Category theory represents dependent types through pullbacks. I haven't understood this one, but exploring into it I noticed something else. There would seem to be an inverted way to represent dependent types.

You may have heard of dependent sum and wonder why they're called that when they are pairs? It can be explained with the following sequence of isomorphisms.

`a ≃ a`

`a+a ≃ a*2`

`a+a+a ≃ a*3`

`...`

Lets start with an usual dependent type:

`Σx:3. F x`

You could think that the another type is an indexer for a disjunctive clause:

`(Σx:3. F x) ≃ (F 0 ∨ F 1 ∨ F 2)`

'x' is an index of the disjunctive clause and you obtain that from the structure. That way it seems like a pair, although it is this kind of a disjunction.

## Finding a point

There would seem to be a problem that arises when you try to map a dependent type to category theory.

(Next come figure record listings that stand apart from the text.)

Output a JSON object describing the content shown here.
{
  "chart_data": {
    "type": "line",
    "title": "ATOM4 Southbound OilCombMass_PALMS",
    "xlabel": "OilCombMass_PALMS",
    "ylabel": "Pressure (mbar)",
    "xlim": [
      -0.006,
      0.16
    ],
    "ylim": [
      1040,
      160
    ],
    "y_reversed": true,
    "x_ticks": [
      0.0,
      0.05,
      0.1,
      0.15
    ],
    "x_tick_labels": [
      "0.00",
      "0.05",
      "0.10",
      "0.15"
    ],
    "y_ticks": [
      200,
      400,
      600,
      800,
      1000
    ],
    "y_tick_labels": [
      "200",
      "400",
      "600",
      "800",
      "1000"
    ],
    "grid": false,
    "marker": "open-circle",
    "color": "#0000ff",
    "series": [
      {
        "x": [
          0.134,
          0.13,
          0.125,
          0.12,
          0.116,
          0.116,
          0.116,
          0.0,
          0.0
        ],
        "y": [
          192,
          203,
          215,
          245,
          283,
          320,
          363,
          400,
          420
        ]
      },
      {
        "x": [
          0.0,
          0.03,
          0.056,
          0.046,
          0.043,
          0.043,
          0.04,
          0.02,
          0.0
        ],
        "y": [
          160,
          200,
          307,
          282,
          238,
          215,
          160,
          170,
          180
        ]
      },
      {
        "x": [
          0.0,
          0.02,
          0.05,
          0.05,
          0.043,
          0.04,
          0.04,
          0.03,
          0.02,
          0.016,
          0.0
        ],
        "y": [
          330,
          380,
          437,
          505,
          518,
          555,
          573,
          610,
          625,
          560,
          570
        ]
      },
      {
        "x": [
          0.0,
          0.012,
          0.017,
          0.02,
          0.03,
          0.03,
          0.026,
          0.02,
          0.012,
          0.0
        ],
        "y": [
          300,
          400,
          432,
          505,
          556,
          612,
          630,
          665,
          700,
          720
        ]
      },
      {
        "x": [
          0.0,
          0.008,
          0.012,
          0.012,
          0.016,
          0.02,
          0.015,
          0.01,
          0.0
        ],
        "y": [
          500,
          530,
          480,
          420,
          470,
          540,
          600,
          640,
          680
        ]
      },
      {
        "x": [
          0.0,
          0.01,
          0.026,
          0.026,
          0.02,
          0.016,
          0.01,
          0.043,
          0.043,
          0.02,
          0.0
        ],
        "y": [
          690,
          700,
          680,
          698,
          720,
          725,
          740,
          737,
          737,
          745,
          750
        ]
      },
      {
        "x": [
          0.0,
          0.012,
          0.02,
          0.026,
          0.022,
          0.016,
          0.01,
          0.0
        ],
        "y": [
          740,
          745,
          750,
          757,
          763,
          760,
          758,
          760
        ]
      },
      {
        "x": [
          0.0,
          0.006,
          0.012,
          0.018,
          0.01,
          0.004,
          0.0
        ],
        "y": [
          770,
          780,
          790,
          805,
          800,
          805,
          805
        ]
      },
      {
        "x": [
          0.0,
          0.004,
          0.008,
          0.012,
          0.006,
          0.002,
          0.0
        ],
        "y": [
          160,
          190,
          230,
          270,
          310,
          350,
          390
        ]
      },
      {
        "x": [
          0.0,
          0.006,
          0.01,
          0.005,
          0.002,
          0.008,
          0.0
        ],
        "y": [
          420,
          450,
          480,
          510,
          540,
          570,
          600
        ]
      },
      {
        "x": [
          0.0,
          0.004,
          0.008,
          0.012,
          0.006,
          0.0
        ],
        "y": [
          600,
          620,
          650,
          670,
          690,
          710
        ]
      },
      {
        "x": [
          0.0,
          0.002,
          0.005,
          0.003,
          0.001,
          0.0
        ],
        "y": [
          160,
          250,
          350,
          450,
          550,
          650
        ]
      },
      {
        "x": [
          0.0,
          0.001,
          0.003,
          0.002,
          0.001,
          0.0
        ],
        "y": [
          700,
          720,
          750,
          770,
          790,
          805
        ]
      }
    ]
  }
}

Types describe points and all valid proofs become morphisms between these points. The points become described through the structure their morphisms have.

However it's not clear how the point `Σ(F)`

should behave exactly.
There seem to be a different way to describe it though.
A term of that type can be treated
as an index to some structure: `(x, F x)`

.

So lets say we'd have a way to use types as indexes to structures.
We can describe a map from `[x](F x)`

to `x`

.
It's a projection function that just extracts the indexer,
lets call it `f`

.

Now if this function `f`

commutes with some term,
it forms a following equivalence:

`x = f y`

You can drop 'y' outside from the equation
with the terminal morphism, `! : F x → 1`

.

`x.! = f.id`

You can construct a structure that has such a commutativity rule. Those are called pullbacks.

## Conclusions

I guess that to model a dependent product you need a function that selects pieces from some larger structure with a given index. That behavior also seem to resemble lenses and prisms.

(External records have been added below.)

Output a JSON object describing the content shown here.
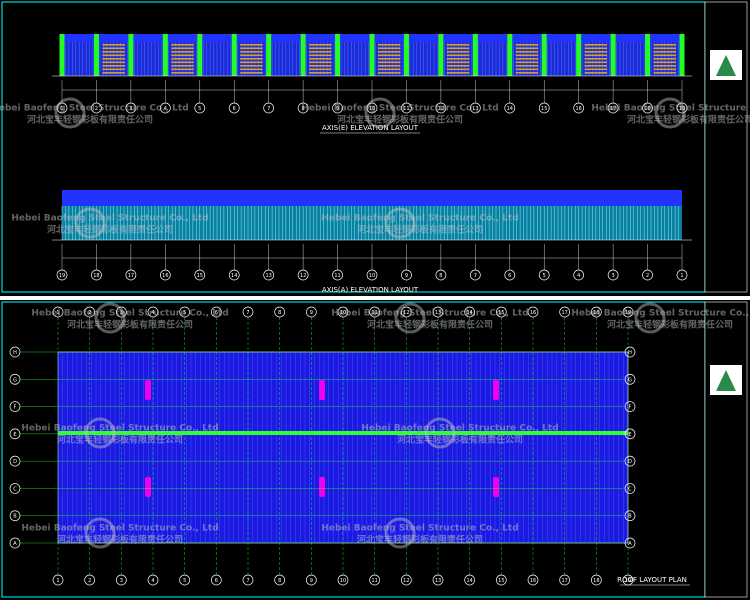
{
  "watermark": {
    "en": "Hebei Baofeng Steel Structure Co., Ltd",
    "cn": "河北宝丰轻钢彩板有限责任公司"
  },
  "elevation_1": {
    "title": "AXIS(E) ELEVATION LAYOUT",
    "axes": [
      "1",
      "2",
      "3",
      "4",
      "5",
      "6",
      "7",
      "8",
      "9",
      "10",
      "11",
      "12",
      "13",
      "14",
      "15",
      "16",
      "17",
      "18",
      "19"
    ]
  },
  "elevation_2": {
    "title": "AXIS(A) ELEVATION LAYOUT",
    "axes": [
      "19",
      "18",
      "17",
      "16",
      "15",
      "14",
      "13",
      "12",
      "11",
      "10",
      "9",
      "8",
      "7",
      "6",
      "5",
      "4",
      "3",
      "2",
      "1"
    ]
  },
  "roof_plan": {
    "title": "ROOF LAYOUT PLAN",
    "axes_x": [
      "1",
      "2",
      "3",
      "4",
      "5",
      "6",
      "7",
      "8",
      "9",
      "10",
      "11",
      "12",
      "13",
      "14",
      "15",
      "16",
      "17",
      "18",
      "19"
    ],
    "axes_y": [
      "H",
      "G",
      "F",
      "E",
      "D",
      "C",
      "B",
      "A"
    ]
  }
}
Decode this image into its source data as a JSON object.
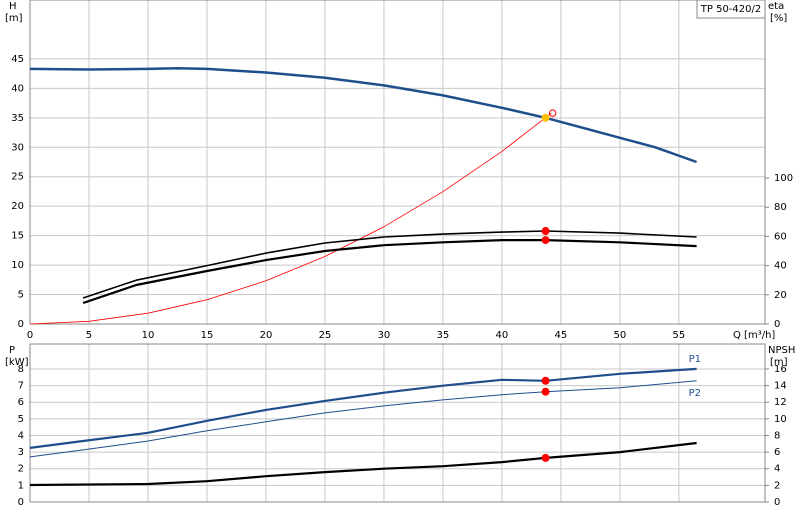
{
  "chart_data": [
    {
      "type": "line",
      "ylabel": "H",
      "yunit": "[m]",
      "y2label": "eta",
      "y2unit": "[%]",
      "xlabel": "Q [m³/h]",
      "model": "TP 50-420/2",
      "xlim": [
        0,
        62.3
      ],
      "xticks": [
        0,
        5,
        10,
        15,
        20,
        25,
        30,
        35,
        40,
        45,
        50,
        55
      ],
      "ylim": [
        0,
        55
      ],
      "yticks": [
        0,
        5,
        10,
        15,
        20,
        25,
        30,
        35,
        40,
        45
      ],
      "y2lim": [
        0,
        222
      ],
      "y2ticks": [
        0,
        20,
        40,
        60,
        80,
        100
      ],
      "grid": true,
      "series": [
        {
          "color": "#1f4e8c",
          "width": 2.5,
          "x": [
            0,
            5,
            10,
            12.5,
            15,
            20,
            25,
            30,
            35,
            40,
            43.7,
            45,
            50,
            53,
            56.5
          ],
          "values": [
            43.3,
            43.2,
            43.3,
            43.4,
            43.3,
            42.7,
            41.8,
            40.5,
            38.8,
            36.7,
            35,
            34.3,
            31.6,
            30,
            27.5
          ]
        },
        {
          "color": "#ff0000",
          "width": 0.8,
          "x": [
            0,
            5,
            10,
            15,
            20,
            25,
            30,
            35,
            40,
            44.2
          ],
          "values": [
            0,
            0.46,
            1.83,
            4.12,
            7.33,
            11.46,
            16.5,
            22.45,
            29.3,
            35.8
          ]
        },
        {
          "color": "#000000",
          "width": 1.6,
          "axis": "y2",
          "x": [
            4.5,
            9,
            15,
            20,
            25,
            30,
            35,
            40,
            43.7,
            50,
            56.5
          ],
          "values": [
            17.8,
            30,
            40,
            48.6,
            55.5,
            59.6,
            61.6,
            63,
            63.7,
            62.3,
            59.6
          ]
        },
        {
          "color": "#000000",
          "width": 2.2,
          "axis": "y2",
          "x": [
            4.5,
            9,
            15,
            20,
            25,
            30,
            35,
            40,
            43.7,
            50,
            56.5
          ],
          "values": [
            14.4,
            26.7,
            36.3,
            43.8,
            50,
            54,
            56,
            57.5,
            57.5,
            56,
            53.4
          ]
        }
      ],
      "points": [
        {
          "x": 43.7,
          "y": 63.7,
          "axis": "y2",
          "color": "#ff0000",
          "fill": true
        },
        {
          "x": 43.7,
          "y": 57.5,
          "axis": "y2",
          "color": "#ff0000",
          "fill": true
        },
        {
          "x": 44.3,
          "y": 35.8,
          "color": "#ff0000",
          "fill": false
        },
        {
          "x": 43.7,
          "y": 35,
          "color": "#ffc000",
          "fill": true
        }
      ]
    },
    {
      "type": "line",
      "ylabel": "P",
      "yunit": "[kW]",
      "y2label": "NPSH",
      "y2unit": "[m]",
      "xlim": [
        0,
        62.3
      ],
      "xticks": [
        0,
        5,
        10,
        15,
        20,
        25,
        30,
        35,
        40,
        45,
        50,
        55
      ],
      "ylim": [
        0,
        9.5
      ],
      "yticks": [
        0,
        1,
        2,
        3,
        4,
        5,
        6,
        7,
        8
      ],
      "y2lim": [
        0,
        19
      ],
      "y2ticks": [
        0,
        2,
        4,
        6,
        8,
        10,
        12,
        14,
        16
      ],
      "grid": true,
      "series": [
        {
          "name": "P1",
          "color": "#1f4e8c",
          "width": 2.2,
          "x": [
            0,
            4.5,
            10,
            15,
            20,
            25,
            30,
            35,
            40,
            43.7,
            50,
            56.5
          ],
          "values": [
            3.25,
            3.67,
            4.16,
            4.88,
            5.54,
            6.08,
            6.57,
            6.99,
            7.35,
            7.29,
            7.71,
            8.0
          ]
        },
        {
          "name": "P2",
          "color": "#1f4e8c",
          "width": 1,
          "x": [
            0,
            4.5,
            10,
            15,
            20,
            25,
            30,
            35,
            40,
            43.7,
            50,
            56.5
          ],
          "values": [
            2.71,
            3.13,
            3.67,
            4.28,
            4.82,
            5.36,
            5.78,
            6.14,
            6.45,
            6.63,
            6.87,
            7.29
          ]
        },
        {
          "color": "#000000",
          "width": 2.2,
          "axis": "y2",
          "x": [
            0,
            10,
            15,
            20,
            25,
            30,
            35,
            40,
            43.7,
            50,
            56.5
          ],
          "values": [
            2.05,
            2.17,
            2.5,
            3.1,
            3.6,
            4.0,
            4.3,
            4.8,
            5.3,
            6.0,
            7.1
          ]
        }
      ],
      "points": [
        {
          "x": 43.7,
          "y": 7.29,
          "color": "#ff0000",
          "fill": true
        },
        {
          "x": 43.7,
          "y": 6.63,
          "color": "#ff0000",
          "fill": true
        },
        {
          "x": 43.7,
          "y": 5.3,
          "axis": "y2",
          "color": "#ff0000",
          "fill": true
        }
      ]
    }
  ]
}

The inverse function is a trivial map for dependent sums. To get into sum/product types that's probably where the slice categories and pullback functors come into play.

If you think of a turnstile representation like this:

`x:3 ⊢ y:F x`

You could think of it as a dependent sum or dependent product depending on whether you interpret that 'x' is present or not.

Maybe I'll get to point-free representation of dependent types from here. The pullback-model seems interesting although it doesn't tell anything about dependent sum introduction rules at first sight.